Por 1 de junio de 2006 diciembre 23rd, 2020 Sin comentarios

Aunque apenas dura veinte minutos, el vuelo de El Salvador a Honduras es el más largo de mi vida. La primera vez que trato de llegar a Tegucigalpa, el avión da varias vueltas en torno a la ciudad. Por momentos inicia el descenso, pero inmediatamente recupera altura. Finalmente, el piloto anuncia que el clima no le permite ver el aeropuerto, y que tenemos que volver a San Salvador.

Pasamos la noche ahí y volvemos a intentarlo al día siguiente, a las cinco de la mañana. Pero una vez más, es imposible. El piloto trata de aterrizar tres veces sin éxito, y al final, de nuevo, regresamos por donde vinimos.

Yo estoy reventando de furia y grito mi indignación, pero pronto noto que a los demás pasajeros no les preocupa. Lo esperaban. A muchos de ellos ya les ha pasado varias veces. Es simplemente lo habitual. Cuando al fin consigo llegar, dieciséis horas después de lo previsto, le digo a la persona que me recibe de la editorial:

-¿Por qué no ponen el aeropuerto en otro sitio?
-Porque esto es Honduras, pues. Si tuviéramos un aeropuerto normal, sería otro país.

Según me explica, éste es el único país donde un avión ha chocado con un bus. Antes, en el camino al aeropuerto, los aviones que aterrizaban pasaban volando muy bajo sobre una calle. Había que poner el semáforo en rojo cuando se acercaba uno. Pero una vez, el semáforo se estropeó, y un vuelo se llevó de encuentro a un autobús. 
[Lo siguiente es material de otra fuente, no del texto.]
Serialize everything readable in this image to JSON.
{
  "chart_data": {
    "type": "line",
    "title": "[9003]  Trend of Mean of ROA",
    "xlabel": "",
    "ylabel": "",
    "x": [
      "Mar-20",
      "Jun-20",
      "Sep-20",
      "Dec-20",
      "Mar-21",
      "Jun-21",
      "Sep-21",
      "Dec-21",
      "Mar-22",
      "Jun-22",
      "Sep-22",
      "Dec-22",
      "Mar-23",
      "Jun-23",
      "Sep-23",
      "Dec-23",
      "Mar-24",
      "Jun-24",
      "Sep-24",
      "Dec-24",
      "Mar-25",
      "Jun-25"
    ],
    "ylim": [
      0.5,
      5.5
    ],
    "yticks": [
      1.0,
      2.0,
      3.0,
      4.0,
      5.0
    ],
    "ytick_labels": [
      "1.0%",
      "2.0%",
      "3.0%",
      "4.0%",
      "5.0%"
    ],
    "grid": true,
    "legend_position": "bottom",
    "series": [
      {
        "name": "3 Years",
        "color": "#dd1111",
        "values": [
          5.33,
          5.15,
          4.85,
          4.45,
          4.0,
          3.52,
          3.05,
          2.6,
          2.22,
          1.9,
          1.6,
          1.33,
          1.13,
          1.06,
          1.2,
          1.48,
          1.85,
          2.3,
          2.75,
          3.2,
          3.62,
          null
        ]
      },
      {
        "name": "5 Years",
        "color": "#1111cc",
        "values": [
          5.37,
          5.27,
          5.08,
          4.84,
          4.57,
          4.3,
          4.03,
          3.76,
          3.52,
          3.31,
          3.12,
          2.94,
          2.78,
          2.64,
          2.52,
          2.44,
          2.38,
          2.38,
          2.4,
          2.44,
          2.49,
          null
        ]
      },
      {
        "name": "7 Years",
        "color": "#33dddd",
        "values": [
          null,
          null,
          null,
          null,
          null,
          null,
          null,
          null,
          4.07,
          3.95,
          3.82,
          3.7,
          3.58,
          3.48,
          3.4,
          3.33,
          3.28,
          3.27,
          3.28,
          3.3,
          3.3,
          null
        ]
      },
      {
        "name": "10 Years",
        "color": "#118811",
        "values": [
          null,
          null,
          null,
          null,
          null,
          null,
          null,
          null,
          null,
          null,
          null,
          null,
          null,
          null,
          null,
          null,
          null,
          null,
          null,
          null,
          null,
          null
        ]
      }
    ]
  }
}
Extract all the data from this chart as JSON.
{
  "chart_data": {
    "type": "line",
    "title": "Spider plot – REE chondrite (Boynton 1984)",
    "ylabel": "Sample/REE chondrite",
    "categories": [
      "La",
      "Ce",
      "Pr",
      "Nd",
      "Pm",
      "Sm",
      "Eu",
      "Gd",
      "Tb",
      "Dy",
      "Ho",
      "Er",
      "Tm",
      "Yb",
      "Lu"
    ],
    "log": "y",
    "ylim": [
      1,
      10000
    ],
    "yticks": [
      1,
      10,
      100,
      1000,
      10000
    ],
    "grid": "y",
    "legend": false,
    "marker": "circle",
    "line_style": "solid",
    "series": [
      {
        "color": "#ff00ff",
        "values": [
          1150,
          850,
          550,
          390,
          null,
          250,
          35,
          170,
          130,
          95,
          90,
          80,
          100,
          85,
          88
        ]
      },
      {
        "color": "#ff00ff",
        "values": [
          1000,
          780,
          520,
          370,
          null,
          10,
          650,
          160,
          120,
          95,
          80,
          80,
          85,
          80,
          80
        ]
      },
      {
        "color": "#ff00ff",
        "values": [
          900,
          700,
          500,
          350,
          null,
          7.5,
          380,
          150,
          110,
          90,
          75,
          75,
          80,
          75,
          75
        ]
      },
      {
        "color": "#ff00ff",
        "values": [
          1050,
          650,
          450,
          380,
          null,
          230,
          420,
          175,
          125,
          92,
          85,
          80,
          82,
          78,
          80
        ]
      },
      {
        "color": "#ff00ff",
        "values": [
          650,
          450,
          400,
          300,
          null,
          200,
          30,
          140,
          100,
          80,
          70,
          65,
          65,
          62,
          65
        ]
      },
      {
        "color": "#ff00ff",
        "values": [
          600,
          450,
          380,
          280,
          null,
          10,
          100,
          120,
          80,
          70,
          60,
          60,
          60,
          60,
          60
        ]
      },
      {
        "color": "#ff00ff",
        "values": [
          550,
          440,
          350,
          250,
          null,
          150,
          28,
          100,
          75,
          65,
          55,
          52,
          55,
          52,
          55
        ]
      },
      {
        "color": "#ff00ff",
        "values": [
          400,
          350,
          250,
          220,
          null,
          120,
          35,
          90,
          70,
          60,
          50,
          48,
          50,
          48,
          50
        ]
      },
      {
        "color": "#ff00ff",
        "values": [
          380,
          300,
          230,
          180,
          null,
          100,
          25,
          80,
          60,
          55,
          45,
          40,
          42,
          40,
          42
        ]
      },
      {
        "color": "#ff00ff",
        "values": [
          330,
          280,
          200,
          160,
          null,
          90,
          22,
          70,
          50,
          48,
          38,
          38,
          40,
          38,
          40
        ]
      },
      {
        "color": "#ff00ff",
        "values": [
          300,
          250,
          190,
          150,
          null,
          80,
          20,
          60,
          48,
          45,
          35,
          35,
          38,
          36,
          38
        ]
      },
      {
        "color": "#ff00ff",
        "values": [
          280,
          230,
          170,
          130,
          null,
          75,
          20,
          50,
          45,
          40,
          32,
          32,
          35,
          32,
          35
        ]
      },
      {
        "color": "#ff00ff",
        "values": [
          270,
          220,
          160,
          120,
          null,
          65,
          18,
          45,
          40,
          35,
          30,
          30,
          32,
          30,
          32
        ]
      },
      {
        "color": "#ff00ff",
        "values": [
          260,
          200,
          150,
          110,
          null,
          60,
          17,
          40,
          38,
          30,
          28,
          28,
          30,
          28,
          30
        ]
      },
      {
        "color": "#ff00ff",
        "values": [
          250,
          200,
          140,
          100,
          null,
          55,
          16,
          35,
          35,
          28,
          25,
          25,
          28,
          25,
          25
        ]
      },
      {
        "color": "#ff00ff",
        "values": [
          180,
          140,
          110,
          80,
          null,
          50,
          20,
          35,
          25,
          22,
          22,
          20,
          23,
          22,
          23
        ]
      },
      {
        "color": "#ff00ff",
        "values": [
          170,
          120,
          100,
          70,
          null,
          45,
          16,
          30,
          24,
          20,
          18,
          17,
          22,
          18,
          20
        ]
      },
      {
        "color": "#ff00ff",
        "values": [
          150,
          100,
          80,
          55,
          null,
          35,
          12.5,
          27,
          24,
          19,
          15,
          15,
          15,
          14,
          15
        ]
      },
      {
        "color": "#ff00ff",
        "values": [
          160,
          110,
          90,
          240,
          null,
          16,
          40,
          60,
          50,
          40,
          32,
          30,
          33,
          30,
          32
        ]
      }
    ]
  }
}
Estoy seguro de que eso no puede ser verdad. En la primera charla que doy le comento a otro hondureño la historia. Para mi sorpresa, la confirma. Y añade:

-También somos el único país donde un tren ha chocado con un barco. Es que el tren venía muy rápido por la costa y descarriló, y fue a darle de lleno a un bananero que estaba ahí abajo.

Conforme recorro la ciudad, descubro que ese sentido del surrealismo es el sentido común de los hondureños. Paso por ejemplo por Ciudad Mateo, una urbanización entera construida en un sitio prohibido. Nadie la habita, pero ahí está, desierta y en pie. Y por las noches, el alumbrado público se enciende para que nadie pueda ver. Paso por la casa del director de AID, a la que se le cayó el salón. Está perfectamente pero no tiene fachada. Hasta se ven los muebles del interior. Paso por una gasolinera que no tiene gasolina. Y mis amigos hondureños no se inmutan, todo lo sobrellevan con una sonrisa.   

De hecho, se divierten contándome esas cosas. Y aunque todas parecen imposibles, cuando las contrasto, resultan ciertas. La mayor parte de las historias absurdas tienen que ver con la política. Muchos me cuentan del gobernante Roberto Suazo Córdova, que le puso un estadio de fútbol a su pueblo de La Paz, aunque ese pueblo no tiene equipo de fútbol, de modo que el estadio se ha convertido en pastizal de burros. Otros me hablan del presidente Marco Aurelio Soto, que puso la capital del país en Tegucigalpa porque ahí tenía sus negocios mineros, para vigilarlos mejor. Alguno añade que el presidente también tenía a su amante en esa ciudad.

En algún momento le pregunto a uno:

-Pero, ¿nunca se han rebelado contra tanta tontería?
-No, aquí las manifestaciones las reprimían los militares a punta de cachiporra. Ni armas llevaban. La única protesta grande que he visto fue cuando arrestaron a un narco: Ramón Mata Ballester. Los americanos lo secuestraron sin siquiera pasar por las autoridades hondureñas. Ahí sí la gente se enojó, porque ese narco era muy popular y todos lo querían mucho. Sólo desde entonces la embajada americana requirió seguridad. Hasta entonces era como una casa más.

Entre los demás centroamericanos, los hondureños tienen fama de tranquilitos. Ahora comprendo que su cotidianeidad es tan extravagante que no es posible sorprenderlos. Han desarrollado el sentido del humor como un arma de defensa contra la realidad, una realidad siempre delirante que ellos acogen con un gesto irónico y una flema admirable, casi británica.